BudgIT calls this a debt trap, and the description fits. The government borrows to cover the deficit. Debt service eats most of the revenue. The shortfall forces more borrowing. Each new loan adds to next year’s service bill, which widens next year’s shortfall, which demands a bigger loan. Nigeria isn’t approaching this cycle. It is already inside it, and has been for some time.
The $6 billion question
Which brings us back to that March letter. A $6 billion external borrowing request, on its own, is not unusual or even unreasonable. Governments borrow. Infrastructure needs financing. The question that should accompany any new borrowing request, especially one this size, is simple: borrowing for what, and at what cost to a debt service bill that is already consuming nearly half of projected revenue?
The 2026 budget includes N29.19 trillion in deficit financing through fresh domestic and foreign borrowing. Add the $6 billon request on top of that, and the trajectory becomes clearer. Debt servicing will rise again next year. And the year after that. Each cycle locks in a little more of the budget before a single policy decision gets made, because the money is already spoken for.
This is what makes the debt-to-GDP defence so hollow. It treats Nigeria’s debt as a static fact, a number you can compare to other countries and feel reassured. But debt isn’t static. It compounds. And the compounding is happening faster than the economy or the revenue base that’s supposed to support it.
There is also a part of Nigeria’s debt that doesn’t show up in the N159.28 trillion headline figure at all.

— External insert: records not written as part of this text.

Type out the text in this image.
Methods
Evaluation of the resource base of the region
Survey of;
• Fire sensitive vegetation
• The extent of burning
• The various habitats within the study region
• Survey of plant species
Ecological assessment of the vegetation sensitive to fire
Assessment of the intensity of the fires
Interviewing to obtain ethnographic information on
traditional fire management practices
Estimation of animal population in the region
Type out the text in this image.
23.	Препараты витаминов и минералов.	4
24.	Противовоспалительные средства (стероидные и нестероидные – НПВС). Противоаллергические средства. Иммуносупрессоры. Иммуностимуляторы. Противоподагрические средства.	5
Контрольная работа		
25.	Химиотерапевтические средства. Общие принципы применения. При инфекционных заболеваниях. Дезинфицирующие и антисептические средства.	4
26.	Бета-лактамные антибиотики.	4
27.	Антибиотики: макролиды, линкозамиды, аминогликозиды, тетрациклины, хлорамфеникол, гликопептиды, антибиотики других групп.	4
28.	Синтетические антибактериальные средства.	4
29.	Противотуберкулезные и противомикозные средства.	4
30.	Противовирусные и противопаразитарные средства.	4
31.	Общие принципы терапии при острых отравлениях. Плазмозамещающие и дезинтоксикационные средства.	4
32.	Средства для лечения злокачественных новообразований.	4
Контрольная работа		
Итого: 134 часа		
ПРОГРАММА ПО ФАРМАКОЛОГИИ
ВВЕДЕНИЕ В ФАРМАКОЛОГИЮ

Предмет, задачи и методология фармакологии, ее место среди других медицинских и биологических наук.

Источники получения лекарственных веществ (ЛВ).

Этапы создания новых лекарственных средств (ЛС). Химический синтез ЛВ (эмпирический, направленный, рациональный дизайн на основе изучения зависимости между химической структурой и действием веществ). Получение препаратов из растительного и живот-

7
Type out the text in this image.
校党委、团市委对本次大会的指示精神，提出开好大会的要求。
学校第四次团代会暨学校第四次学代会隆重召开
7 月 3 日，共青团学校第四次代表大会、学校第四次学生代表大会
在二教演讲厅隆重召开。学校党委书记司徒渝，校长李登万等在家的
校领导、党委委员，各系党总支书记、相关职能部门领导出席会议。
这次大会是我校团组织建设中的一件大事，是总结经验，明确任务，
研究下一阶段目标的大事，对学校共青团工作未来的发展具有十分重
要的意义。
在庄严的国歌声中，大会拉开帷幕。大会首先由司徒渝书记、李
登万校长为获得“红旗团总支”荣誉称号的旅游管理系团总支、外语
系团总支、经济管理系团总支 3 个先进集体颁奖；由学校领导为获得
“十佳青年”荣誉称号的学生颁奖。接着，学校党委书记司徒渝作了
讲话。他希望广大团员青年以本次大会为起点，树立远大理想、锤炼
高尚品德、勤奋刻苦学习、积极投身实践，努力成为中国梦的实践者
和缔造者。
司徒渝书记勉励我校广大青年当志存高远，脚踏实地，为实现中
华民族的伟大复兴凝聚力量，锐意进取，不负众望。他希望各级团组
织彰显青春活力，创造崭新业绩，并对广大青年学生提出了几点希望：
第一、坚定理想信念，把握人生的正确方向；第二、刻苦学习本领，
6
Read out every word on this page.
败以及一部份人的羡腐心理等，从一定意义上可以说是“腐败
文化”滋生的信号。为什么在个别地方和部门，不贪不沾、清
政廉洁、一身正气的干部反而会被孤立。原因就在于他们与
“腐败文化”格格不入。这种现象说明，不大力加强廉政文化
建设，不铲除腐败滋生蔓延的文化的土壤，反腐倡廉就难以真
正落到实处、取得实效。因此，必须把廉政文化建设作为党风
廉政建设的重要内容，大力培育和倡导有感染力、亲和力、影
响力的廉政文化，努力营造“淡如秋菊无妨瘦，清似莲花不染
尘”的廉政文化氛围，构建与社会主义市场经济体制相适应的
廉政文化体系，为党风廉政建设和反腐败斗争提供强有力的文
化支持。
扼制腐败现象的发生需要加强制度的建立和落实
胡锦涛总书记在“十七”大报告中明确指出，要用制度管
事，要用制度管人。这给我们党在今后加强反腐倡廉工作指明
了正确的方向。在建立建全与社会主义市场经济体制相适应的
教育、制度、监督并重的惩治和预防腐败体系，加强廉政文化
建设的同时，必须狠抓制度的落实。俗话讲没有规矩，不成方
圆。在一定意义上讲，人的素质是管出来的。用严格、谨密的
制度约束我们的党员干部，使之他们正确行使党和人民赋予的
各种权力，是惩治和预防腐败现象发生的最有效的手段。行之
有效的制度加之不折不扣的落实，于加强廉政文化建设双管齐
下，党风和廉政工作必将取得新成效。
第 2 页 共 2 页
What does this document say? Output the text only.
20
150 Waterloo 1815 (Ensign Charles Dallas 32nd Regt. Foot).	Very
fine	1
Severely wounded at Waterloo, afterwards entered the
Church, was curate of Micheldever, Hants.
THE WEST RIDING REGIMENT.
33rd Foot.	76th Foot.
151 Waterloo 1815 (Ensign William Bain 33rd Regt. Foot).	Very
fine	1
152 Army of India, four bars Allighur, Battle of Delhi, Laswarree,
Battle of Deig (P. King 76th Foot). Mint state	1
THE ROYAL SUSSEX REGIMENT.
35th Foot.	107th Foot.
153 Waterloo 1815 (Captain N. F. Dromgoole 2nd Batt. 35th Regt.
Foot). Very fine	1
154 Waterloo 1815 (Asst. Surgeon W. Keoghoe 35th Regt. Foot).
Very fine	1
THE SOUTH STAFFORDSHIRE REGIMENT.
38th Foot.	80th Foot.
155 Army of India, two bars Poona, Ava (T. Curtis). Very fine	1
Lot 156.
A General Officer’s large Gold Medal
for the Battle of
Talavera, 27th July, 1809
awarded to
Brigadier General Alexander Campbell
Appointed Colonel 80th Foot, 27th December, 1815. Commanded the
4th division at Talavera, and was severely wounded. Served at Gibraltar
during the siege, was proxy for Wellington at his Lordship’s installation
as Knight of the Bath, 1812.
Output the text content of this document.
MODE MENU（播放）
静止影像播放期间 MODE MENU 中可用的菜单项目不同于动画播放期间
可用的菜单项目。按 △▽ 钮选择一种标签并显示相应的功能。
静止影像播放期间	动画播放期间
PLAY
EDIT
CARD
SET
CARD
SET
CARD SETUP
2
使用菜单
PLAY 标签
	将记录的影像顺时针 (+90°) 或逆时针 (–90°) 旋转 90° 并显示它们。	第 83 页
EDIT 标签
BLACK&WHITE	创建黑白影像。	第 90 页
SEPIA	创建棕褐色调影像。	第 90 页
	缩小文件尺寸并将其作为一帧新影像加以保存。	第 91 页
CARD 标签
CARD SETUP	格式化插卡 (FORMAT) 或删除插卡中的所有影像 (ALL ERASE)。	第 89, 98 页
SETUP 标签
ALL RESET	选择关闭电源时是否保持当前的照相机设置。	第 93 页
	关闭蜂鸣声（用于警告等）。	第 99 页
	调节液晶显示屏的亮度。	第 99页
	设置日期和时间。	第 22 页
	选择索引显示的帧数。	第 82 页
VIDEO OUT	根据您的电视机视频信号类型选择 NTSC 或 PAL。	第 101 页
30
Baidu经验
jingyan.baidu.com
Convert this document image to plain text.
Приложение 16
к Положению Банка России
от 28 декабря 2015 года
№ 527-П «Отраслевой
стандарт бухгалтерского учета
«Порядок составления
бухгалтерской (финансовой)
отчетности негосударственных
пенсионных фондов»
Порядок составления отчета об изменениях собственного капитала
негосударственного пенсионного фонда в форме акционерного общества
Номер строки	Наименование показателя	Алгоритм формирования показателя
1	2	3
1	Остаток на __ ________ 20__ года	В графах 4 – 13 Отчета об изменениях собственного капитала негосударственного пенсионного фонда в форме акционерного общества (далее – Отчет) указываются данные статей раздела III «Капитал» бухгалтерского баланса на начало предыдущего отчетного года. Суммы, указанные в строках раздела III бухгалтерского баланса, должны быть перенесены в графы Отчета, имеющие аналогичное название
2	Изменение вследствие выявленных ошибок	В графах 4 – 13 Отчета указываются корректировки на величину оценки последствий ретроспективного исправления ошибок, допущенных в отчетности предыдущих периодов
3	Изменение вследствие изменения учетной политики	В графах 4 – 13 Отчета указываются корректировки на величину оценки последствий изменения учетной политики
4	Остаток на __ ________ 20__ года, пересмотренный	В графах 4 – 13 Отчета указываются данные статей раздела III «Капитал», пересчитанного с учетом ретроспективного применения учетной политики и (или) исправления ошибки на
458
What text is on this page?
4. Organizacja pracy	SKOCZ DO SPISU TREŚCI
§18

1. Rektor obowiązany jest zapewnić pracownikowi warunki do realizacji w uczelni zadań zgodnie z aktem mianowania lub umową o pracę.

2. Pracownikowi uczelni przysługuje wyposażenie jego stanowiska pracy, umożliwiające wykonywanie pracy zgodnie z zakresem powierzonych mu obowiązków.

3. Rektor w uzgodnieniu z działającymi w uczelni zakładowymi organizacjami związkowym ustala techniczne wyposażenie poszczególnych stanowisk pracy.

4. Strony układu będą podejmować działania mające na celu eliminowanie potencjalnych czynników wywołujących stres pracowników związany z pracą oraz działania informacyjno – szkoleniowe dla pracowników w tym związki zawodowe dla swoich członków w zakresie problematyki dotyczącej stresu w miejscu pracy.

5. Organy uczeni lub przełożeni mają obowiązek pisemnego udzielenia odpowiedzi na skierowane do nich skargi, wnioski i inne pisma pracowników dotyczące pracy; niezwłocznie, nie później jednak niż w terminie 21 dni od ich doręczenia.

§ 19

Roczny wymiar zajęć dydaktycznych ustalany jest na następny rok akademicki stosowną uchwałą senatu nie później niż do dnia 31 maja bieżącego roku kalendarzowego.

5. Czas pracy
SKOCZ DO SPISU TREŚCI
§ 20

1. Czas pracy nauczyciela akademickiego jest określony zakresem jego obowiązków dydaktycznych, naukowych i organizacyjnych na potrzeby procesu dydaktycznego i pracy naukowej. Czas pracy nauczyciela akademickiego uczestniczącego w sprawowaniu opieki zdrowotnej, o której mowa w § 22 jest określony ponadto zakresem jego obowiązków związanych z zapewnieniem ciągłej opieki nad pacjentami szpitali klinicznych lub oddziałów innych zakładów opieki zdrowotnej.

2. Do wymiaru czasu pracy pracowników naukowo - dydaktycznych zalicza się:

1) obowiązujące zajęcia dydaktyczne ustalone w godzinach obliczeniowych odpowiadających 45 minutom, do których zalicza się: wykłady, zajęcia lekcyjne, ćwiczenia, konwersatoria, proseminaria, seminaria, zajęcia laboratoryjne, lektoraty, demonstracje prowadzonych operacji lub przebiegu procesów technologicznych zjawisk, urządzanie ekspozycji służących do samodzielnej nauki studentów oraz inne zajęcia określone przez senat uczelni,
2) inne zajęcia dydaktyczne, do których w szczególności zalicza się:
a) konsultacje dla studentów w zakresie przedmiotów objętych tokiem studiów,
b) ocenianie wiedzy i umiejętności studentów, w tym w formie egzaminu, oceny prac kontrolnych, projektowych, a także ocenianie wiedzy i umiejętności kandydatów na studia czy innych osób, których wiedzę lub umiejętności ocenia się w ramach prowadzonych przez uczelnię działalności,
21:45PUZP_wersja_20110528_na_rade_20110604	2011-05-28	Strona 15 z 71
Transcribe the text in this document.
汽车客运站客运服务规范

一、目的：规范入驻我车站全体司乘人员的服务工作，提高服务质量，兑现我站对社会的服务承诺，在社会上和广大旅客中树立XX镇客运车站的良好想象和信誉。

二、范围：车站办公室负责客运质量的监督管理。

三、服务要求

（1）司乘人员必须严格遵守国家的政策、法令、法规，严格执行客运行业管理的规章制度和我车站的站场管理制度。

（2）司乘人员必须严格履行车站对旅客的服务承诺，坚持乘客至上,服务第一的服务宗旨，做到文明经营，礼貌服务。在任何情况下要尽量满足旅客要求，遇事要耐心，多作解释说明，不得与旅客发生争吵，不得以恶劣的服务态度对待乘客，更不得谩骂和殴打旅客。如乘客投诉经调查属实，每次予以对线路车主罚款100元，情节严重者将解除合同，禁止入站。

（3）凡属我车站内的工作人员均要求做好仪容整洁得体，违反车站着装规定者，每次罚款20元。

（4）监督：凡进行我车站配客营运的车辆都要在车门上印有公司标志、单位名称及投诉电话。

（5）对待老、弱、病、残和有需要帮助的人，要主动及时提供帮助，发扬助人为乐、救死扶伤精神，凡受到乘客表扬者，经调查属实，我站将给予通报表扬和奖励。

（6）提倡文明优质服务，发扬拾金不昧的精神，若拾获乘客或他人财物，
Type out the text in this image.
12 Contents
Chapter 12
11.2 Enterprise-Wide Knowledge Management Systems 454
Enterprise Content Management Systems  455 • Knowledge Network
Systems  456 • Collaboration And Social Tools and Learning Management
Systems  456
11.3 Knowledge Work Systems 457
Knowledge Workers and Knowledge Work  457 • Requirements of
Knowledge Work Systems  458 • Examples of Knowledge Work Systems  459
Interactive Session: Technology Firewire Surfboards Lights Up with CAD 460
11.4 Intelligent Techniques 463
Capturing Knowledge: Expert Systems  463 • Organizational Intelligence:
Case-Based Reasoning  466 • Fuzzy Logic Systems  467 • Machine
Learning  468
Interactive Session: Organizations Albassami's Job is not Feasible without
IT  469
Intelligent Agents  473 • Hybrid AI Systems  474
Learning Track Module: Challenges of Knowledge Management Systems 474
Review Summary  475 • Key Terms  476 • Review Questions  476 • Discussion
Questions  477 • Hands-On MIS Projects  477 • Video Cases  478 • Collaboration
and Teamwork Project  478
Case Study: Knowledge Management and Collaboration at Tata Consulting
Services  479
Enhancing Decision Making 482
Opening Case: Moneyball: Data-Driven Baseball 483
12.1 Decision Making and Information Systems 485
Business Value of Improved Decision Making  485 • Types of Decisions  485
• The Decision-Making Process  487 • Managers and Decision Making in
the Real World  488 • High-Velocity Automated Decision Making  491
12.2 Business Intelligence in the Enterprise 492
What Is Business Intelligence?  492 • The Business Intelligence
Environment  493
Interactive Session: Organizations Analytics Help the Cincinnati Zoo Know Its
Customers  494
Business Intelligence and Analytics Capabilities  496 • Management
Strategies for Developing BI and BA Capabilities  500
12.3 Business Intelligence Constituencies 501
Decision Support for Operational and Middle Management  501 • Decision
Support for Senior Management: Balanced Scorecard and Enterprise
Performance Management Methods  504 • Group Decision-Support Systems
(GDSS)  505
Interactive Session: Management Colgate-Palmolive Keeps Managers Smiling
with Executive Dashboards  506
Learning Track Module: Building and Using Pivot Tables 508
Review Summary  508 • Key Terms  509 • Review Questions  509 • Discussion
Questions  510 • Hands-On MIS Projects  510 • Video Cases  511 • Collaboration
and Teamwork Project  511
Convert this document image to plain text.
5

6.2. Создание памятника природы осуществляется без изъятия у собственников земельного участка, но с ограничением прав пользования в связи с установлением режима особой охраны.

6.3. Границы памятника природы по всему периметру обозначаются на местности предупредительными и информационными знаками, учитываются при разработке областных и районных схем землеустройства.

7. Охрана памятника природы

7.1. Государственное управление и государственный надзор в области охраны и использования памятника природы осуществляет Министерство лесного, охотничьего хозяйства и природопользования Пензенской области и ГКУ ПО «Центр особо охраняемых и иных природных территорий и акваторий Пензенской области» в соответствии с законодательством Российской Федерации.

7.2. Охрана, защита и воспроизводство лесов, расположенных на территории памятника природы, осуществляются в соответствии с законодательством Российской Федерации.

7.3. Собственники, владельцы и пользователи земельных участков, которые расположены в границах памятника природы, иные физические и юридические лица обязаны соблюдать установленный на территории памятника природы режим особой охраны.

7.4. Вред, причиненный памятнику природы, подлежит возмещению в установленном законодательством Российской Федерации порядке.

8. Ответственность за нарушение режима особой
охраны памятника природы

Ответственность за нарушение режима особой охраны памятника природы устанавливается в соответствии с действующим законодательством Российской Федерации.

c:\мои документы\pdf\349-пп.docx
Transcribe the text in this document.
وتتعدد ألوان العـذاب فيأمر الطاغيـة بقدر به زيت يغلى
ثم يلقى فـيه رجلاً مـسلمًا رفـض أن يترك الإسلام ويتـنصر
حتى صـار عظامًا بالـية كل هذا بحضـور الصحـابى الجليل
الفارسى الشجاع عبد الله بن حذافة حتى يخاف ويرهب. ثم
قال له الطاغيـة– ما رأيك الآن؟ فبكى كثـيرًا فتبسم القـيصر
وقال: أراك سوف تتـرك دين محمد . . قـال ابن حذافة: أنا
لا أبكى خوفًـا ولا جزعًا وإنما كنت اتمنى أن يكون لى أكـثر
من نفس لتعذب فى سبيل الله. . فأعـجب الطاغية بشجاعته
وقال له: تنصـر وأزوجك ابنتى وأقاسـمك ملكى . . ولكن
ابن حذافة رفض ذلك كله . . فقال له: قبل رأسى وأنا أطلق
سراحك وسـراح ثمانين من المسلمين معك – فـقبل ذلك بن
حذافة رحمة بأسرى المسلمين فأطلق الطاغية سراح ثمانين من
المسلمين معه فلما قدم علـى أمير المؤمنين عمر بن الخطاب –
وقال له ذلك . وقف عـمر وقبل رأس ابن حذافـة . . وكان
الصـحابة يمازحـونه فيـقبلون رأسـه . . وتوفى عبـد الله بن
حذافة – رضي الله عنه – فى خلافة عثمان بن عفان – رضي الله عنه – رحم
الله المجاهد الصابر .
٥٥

The Nigerian Bulk Electricity Trading Company, the federal entity that sits between power generation companies and the national grid, owes those GenCos roughly N6.6 trillion. This money exists because of unpaid tariffs, subsidy gaps, and a power sector that has run on IOUs for years. It is not counted as part of the official public debt stock. But it is real money owed by a federal entity, and at some point, someone will have to pay it. When that happens, it becomes part of the same fiscal hole that everything else falls into.
Multiply this kind of arrangement across the dozens of government-owned enterprises that operate with weak oversight and patchy financial disclosure, and you get a sense of how much of Nigeria’s real exposure sits outside the numbers anyone is required to report.
Please, get my point
None of this means Nigeria should stop borrowing. Few developing economies build infrastructure without external financing, and there’s nothing inherently irresponsible about a government taking on debt to fund roads, power plants, or rail lines that will generate returns for decades.
The problem is what the borrowed money has actually been going toward. A government that borrows to build a power plant that adds capacity to the grid is doing something different from a government that borrows to cover a revenue shortfall created by its own optimistic projections, year after year, while the underlying problems that caused the shortfall go unaddressed.
BudgIT’s report makes this point directly: the debt itself isn’t the core failure. The failure is that so much of it has financed deficits rather than productive investment, propping up budgets that overestimate revenue rather than building the capacity to generate more of it.
Until that changes, the N159.28tn figure will keep climbing, the debt service ratio will keep eating into whatever revenue does materialise, and every March, another letter will arrive in the National Assembly asking for more. Nobody in Abuja is required to answer for any of this. Maybe they should be.